Sadly, I don't think many moms notice this, and the pat on the back sure feels good when the back is sore from a long year of constant and often overlooked service.  Mother's Day IS important.  But I think we do a disservice to mothers when we fail to give them what they need most - a fresh inpouring of the Holy Spirit. 

Saturday, May 3, 2008

Prayers for Help!

Today I was teaching my daughter the different types of coins.  One of the things we did was put them into a plastic water bottle.  All the coins fit except for the quarter, which is how she eventually learned to distinguish the quarter from the nickel.  But she was SO distraught over the fact that the quarter wouldn't go in.  "Help," she said to me, confident I would fix it.  I said, "It's too big. It won't fit."  I showed her me trying to squeeze it in to no avail.  "Help.  Help.  Help," she kept saying.  Eventually she began to despair that I wasn't going to help fix it.  Tears welled in her eyes.  "Help!" - the cries became more desperate.  "Help!  Help!"  But the simple fact is that the world isn't made for quarters to fit into water bottle tops, and, actually, this was the very thing that was making the lesson so valuable for her.  

I began to think about how my own prayers must sound to God.  "Help," I pray, confident God will fix it.  And often things do get "fixed."  But every so often the problem remains.  "Help. Help. Help," I keep saying.  And I am sure that sometimes God is helping... me to learn something new.  "Help!" the cries get more desperate.  "Help!

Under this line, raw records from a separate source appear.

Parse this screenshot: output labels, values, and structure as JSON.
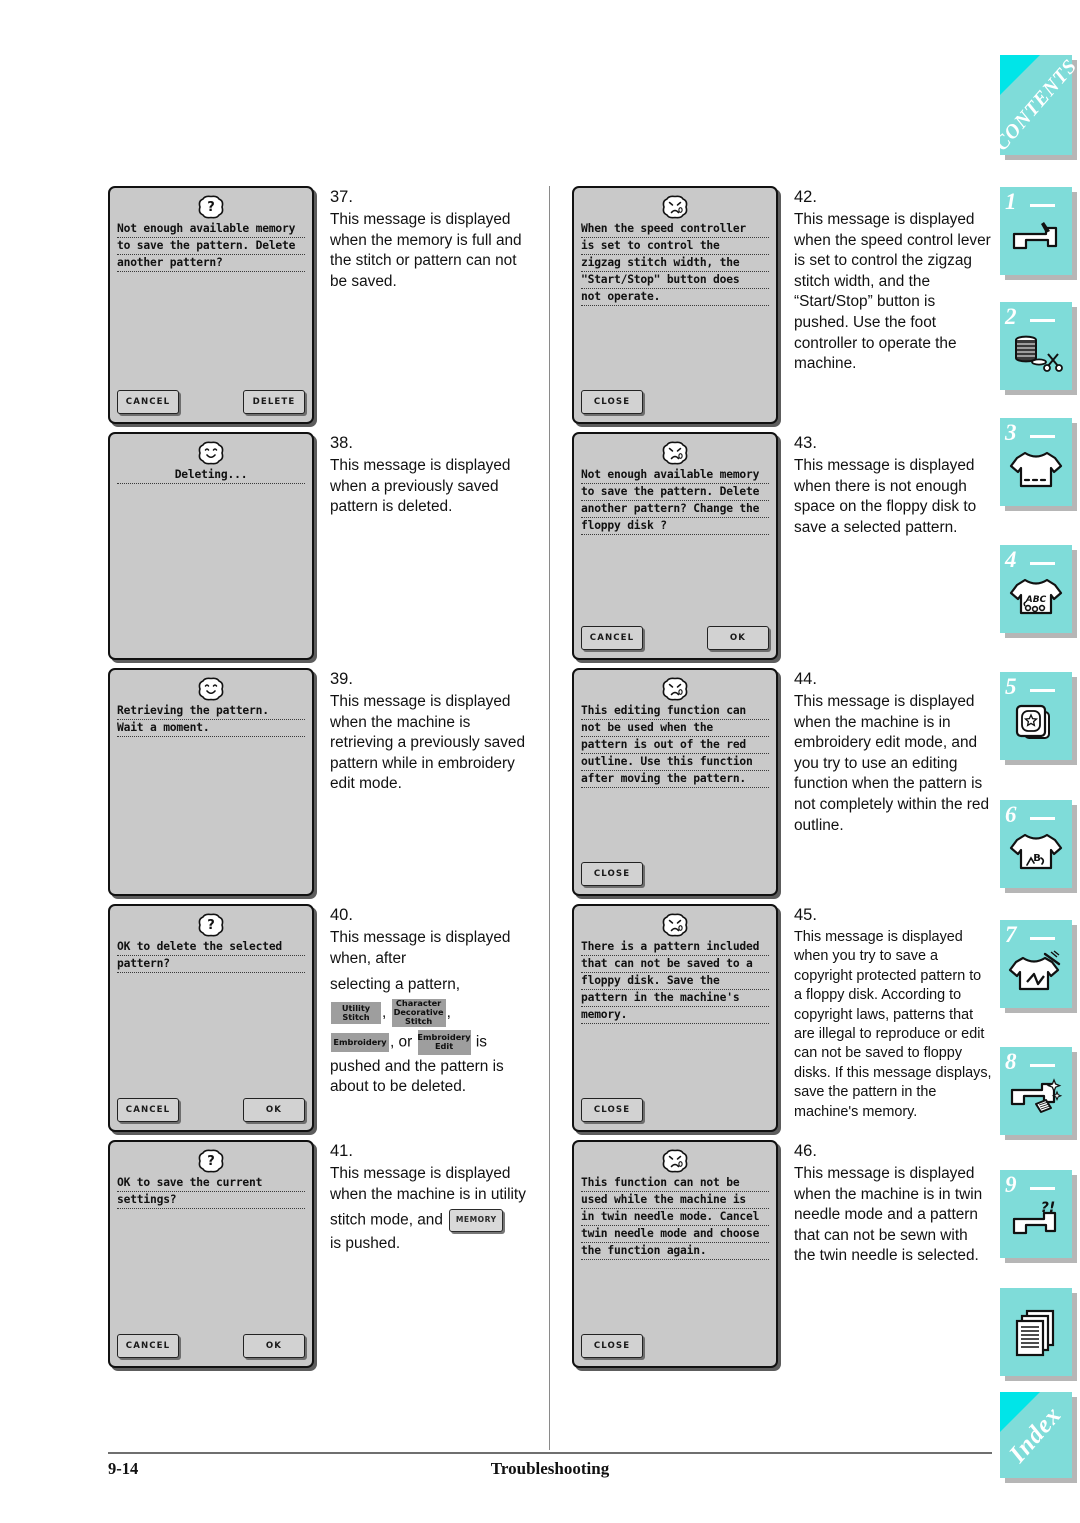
{
  "footer": {
    "page_number": "9-14",
    "section_title": "Troubleshooting"
  },
  "inline_keys": {
    "utility_stitch": "Utility\nStitch",
    "character_decorative_stitch": "Character\nDecorative\nStitch",
    "embroidery": "Embroidery",
    "embroidery_edit": "Embroidery\nEdit",
    "memory": "MEMORY"
  },
  "buttons": {
    "cancel": "CANCEL",
    "delete": "DELETE",
    "ok": "OK",
    "close": "CLOSE"
  },
  "entries": [
    {
      "number": "37.",
      "face": "question",
      "lcd_lines": [
        "Not enough available memory",
        "to save the pattern. Delete",
        "another pattern?"
      ],
      "buttons": [
        "CANCEL",
        "DELETE"
      ],
      "description": "This message is displayed when the memory is full and the stitch or pattern can not be saved."
    },
    {
      "number": "38.",
      "face": "happy",
      "lcd_lines": [
        "Deleting..."
      ],
      "centered": true,
      "buttons": [],
      "description": "This message is displayed when a previously saved pattern is deleted."
    },
    {
      "number": "39.",
      "face": "happy",
      "lcd_lines": [
        "Retrieving the pattern.",
        "Wait a moment."
      ],
      "buttons": [],
      "description": "This message is displayed when the machine is retrieving a previously saved pattern while in embroidery edit mode."
    },
    {
      "number": "40.",
      "face": "question",
      "lcd_lines": [
        "OK to delete the selected",
        "pattern?"
      ],
      "buttons": [
        "CANCEL",
        "OK"
      ],
      "description_part1": "This message is displayed when, after",
      "description_part2": "selecting a pattern,",
      "description_sep1": ",",
      "description_sep2": ",",
      "description_sep3": ", or",
      "description_part3": "is",
      "description_part4": "pushed and the pattern is about to be deleted."
    },
    {
      "number": "41.",
      "face": "question",
      "lcd_lines": [
        "OK to save the current",
        "settings?"
      ],
      "buttons": [
        "CANCEL",
        "OK"
      ],
      "description_part1": "This message is displayed when the machine is in utility",
      "description_part2": "stitch mode, and",
      "description_part3": "is pushed."
    },
    {
      "number": "42.",
      "face": "sad",
      "lcd_lines": [
        "When the speed controller",
        "is set to control the",
        "zigzag stitch width, the",
        "\"Start/Stop\" button does",
        "not operate."
      ],
      "buttons": [
        "CLOSE"
      ],
      "description": "This message is displayed when the speed control lever is set to control the zigzag stitch width, and the “Start/Stop” button is pushed. Use the foot controller to operate the machine."
    },
    {
      "number": "43.",
      "face": "sad",
      "lcd_lines": [
        "Not enough available memory",
        "to save the pattern. Delete",
        "another pattern? Change the",
        "floppy disk ?"
      ],
      "buttons": [
        "CANCEL",
        "OK"
      ],
      "description": "This message is displayed when there is not enough space on the floppy disk to save a selected pattern."
    },
    {
      "number": "44.",
      "face": "sad",
      "lcd_lines": [
        "This editing function can",
        "not be used when the",
        "pattern is out of the red",
        "outline. Use this function",
        "after moving the pattern."
      ],
      "buttons": [
        "CLOSE"
      ],
      "description": "This message is displayed when the machine is in embroidery edit mode, and you try to use an editing function when the pattern is not completely within the red outline."
    },
    {
      "number": "45.",
      "face": "sad",
      "lcd_lines": [
        "There is a pattern included",
        "that can not be saved to a",
        "floppy disk. Save the",
        "pattern in the machine's",
        "memory."
      ],
      "buttons": [
        "CLOSE"
      ],
      "description": "This message is displayed when you try to save a copyright protected pattern to a floppy disk. According to copyright laws, patterns that are illegal to reproduce or edit can not be saved to floppy disks. If this message displays, save the pattern in the machine's memory."
    },
    {
      "number": "46.",
      "face": "sad",
      "lcd_lines": [
        "This function can not be",
        "used while the machine is",
        "in twin needle mode. Cancel",
        "twin needle mode and choose",
        "the function again."
      ],
      "buttons": [
        "CLOSE"
      ],
      "description": "This message is displayed when the machine is in twin needle mode and a pattern that can not be sewn with the twin needle is selected."
    }
  ],
  "tab_rail": {
    "accent_color": "#7fdcd9",
    "fold_color": "#00e5e8",
    "tabs": [
      {
        "label": "CONTENTS",
        "kind": "corner",
        "icon": ""
      },
      {
        "label": "1",
        "kind": "numbered",
        "icon": "sewing-machine-icon"
      },
      {
        "label": "2",
        "kind": "numbered",
        "icon": "thread-spool-scissors-icon"
      },
      {
        "label": "3",
        "kind": "numbered",
        "icon": "shirt-stitch-icon"
      },
      {
        "label": "4",
        "kind": "numbered",
        "icon": "shirt-abc-icon"
      },
      {
        "label": "5",
        "kind": "numbered",
        "icon": "embroidery-card-star-icon"
      },
      {
        "label": "6",
        "kind": "numbered",
        "icon": "shirt-letter-b-icon"
      },
      {
        "label": "7",
        "kind": "numbered",
        "icon": "shirt-needle-icon"
      },
      {
        "label": "8",
        "kind": "numbered",
        "icon": "machine-sparkle-icon"
      },
      {
        "label": "9",
        "kind": "numbered",
        "icon": "machine-question-icon"
      },
      {
        "label": "",
        "kind": "plain",
        "icon": "documents-icon"
      },
      {
        "label": "Index",
        "kind": "corner",
        "icon": ""
      }
    ]
  }
}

Help!"  But the simple fact is that as much as God loves me, more even than I love my daughter, the world is not made in such a way that quarters fit into water bottle tops, and sometimes I guess that is the point.

Friday, May 2, 2008

Focus and Life

I am so excited about my new homeschooling toddler blog.  I keep thinking of new things I want to post there.  I am amazed at how intoxicating this whole blogging thing is - I am so dazzled by my self-perceived God-given cleverness that I can share with the world, and it really charges me.  I am so ashamed at this attitude in myself.  Not that I don't really think that God has given me a lot of really good ideas for fun learning activities to do with my toddler, but the problem is that I have subtly shifted my focus away from that which gives me life - the worship of God in the pure GRACE and love of Jesus - and am instead feeding off of my success with my daughter.  I can feel the cloud of heaviness that hovers over my brain as this goes on and on, stealing my alertness to matters of Christ, draining my prayer life, and ultimately leading me down a road in which I move toward being unable to actually write anything worth reading.  Oh, please pray for me!  

The fact of the matter is that there is only one in the world that gives lasting peace and joy and abundant life - God.  "I have come so that you may have life, and have it abundantly," said Jesus.  "My peace I give to you.  I do not give it to you as the world gives it.  Do not let your hearts be troubled and do not let them be afraid."  "You will keep in perfect peace those whose hearts are stayed on you - in peace because they trust you" (from Isaiah).  

There is no one but God who truly loves me to the point of sending his son to die for me on a cross.  It is him who I should be seeking to please and glorify and honor and delight, not myself and not the world out there that might read this.  I am so thankful for knowing God.  God is the absolute best thing that ever happened to me - better than my husband and daughter, whose goodness I have discovered fully only in and through God.   And so it is back to God that I am turning my attention.